Не нужно быть Роланом Бартом, чтобы вводить в курс элементы структурализма, и Жаком Дерридой для показа возможностей саркастической деконструкции двух текстов, положенных друг напротив друга и читаемых параллельно. Понятия намёка, отсылки, цитаты действенны при условии безупречно подобранной аргументационной базы, сопоставлении текстов художественных и эпистолярных того же периода, а также биографического. А пока юные сыщики ищут в прозе, настраивается аппарат ещё более тонкий – терминология стиховедения, где скрытая цитата уже называется «центоном», и сумма бесчисленных скрытых и явных отсылок превращается в реконструкцию полилога авторов и одной эпохи, и разных эпох друг с другом («И равнодушная природа красою вечною сиять» (Пушкин) – «Не то, что мните вы, природа» (Тютчев)).
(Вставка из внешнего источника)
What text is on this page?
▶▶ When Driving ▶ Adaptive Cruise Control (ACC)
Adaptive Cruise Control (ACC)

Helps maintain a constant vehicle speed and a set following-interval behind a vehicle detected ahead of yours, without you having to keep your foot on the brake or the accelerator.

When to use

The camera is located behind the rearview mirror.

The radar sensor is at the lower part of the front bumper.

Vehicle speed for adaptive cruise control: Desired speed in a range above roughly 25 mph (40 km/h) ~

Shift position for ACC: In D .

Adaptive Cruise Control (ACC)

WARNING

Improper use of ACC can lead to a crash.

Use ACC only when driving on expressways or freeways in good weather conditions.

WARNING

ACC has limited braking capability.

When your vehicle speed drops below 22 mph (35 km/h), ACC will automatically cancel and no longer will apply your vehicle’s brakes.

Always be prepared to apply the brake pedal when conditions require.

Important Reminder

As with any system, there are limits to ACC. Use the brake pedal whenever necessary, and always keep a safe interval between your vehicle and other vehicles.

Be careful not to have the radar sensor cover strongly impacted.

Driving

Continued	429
Примерно так выстраивается база анализа, целью которого становится не каталогизация установленных отсылок, но общий вид и междустрочного, и застрочного пространства. Подобные изыскания, собранные учителями словесности за определённый период, могли бы издаваться за федеральный и региональный счёт и конкурировать с отечественной филологией практически на равных.
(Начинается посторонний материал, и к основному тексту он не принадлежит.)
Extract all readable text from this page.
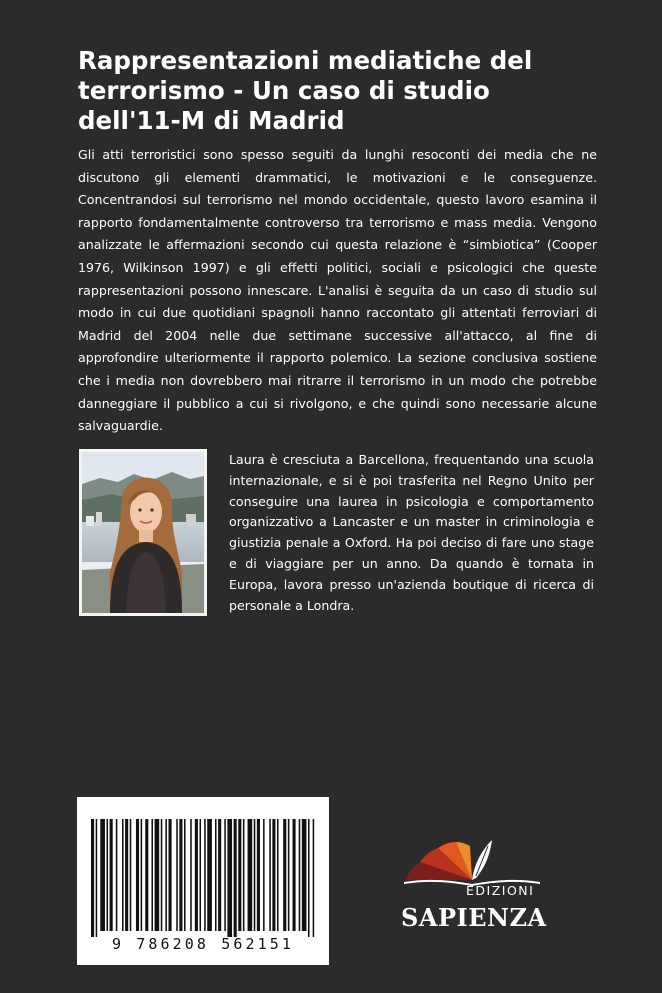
Rappresentazioni mediatiche del
terrorismo - Un caso di studio
dell'11-M di Madrid

Gli atti terroristici sono spesso seguiti da lunghi resoconti dei media che ne discutono gli elementi drammatici, le motivazioni e le conseguenze. Concentrandosi sul terrorismo nel mondo occidentale, questo lavoro esamina il rapporto fondamentalmente controverso tra terrorismo e mass media. Vengono analizzate le affermazioni secondo cui questa relazione è “simbiotica” (Cooper 1976, Wilkinson 1997) e gli effetti politici, sociali e psicologici che queste rappresentazioni possono innescare. L'analisi è seguita da un caso di studio sul modo in cui due quotidiani spagnoli hanno raccontato gli attentati ferroviari di Madrid del 2004 nelle due settimane successive all'attacco, al fine di approfondire ulteriormente il rapporto polemico. La sezione conclusiva sostiene che i media non dovrebbero mai ritrarre il terrorismo in un modo che potrebbe danneggiare il pubblico a cui si rivolgono, e che quindi sono necessarie alcune salvaguardie.

Laura è cresciuta a Barcellona, frequentando una scuola internazionale, e si è poi trasferita nel Regno Unito per conseguire una laurea in psicologia e comportamento organizzativo a Lancaster e un master in criminologia e giustizia penale a Oxford. Ha poi deciso di fare uno stage e di viaggiare per un anno. Da quando è tornata in Europa, lavora presso un'azienda boutique di ricerca di personale a Londra.

9 786208 562151
EDIZIONI
SAPIENZA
В конечном счёте «гипертекст» отсылок и «интертекст» соотношений – лишь одна составляющая «метатекста», выстраивающего мир. Школьник, умеющий читать постиндустриальный пейзаж («папа, мне чудится здесь и уныние, и решимость»), становится универсалом, человеком нового Возрождения, воспринимающим окружающее как нечто достойное прочтения. Он может замыкать слух и взор для понятий, суть которых не возвышается над рекламной вывеской или заборным ругательством, но понимать их он обязан хотя бы в целях личной безопасности. Семиотически каждый осознанный читатель мировой книги – категориальная (а не статистическая, хотя и она также) составляющая уже безопасности всеобщей, национальной.
В европейски ориентированной «оппозиции», взбунтовавшейся против попытки нашей страны быть суверенной, с колокольни сугубо эстетической видится не больше, чем эмоциональная и функциональная безграмотность, отсутствие эмпатии, способности понимать и обращённый к обществу текст власти, и наоборот, и исторические перспективы страны. Неужели же нужно терять поколение за поколением в бесплодных попытках объяснить простейшие вещи негодными средствами и получая каждый раз если не предателя, то соблазнённую и развращённую умелыми манипуляторами будто бы личность, однако слишком зависимую от команд извне?
Осознанное чтение, таким образом, предоставляет шанс переломить обстоятельства потери поколений и вывести их на следующую ступень осмысления действительности… Потому что время вульгарной пропаганды прошло, и не ей предназначено отныне спасать людей, а только развитому сердечному чувству и подлинному душевному труду.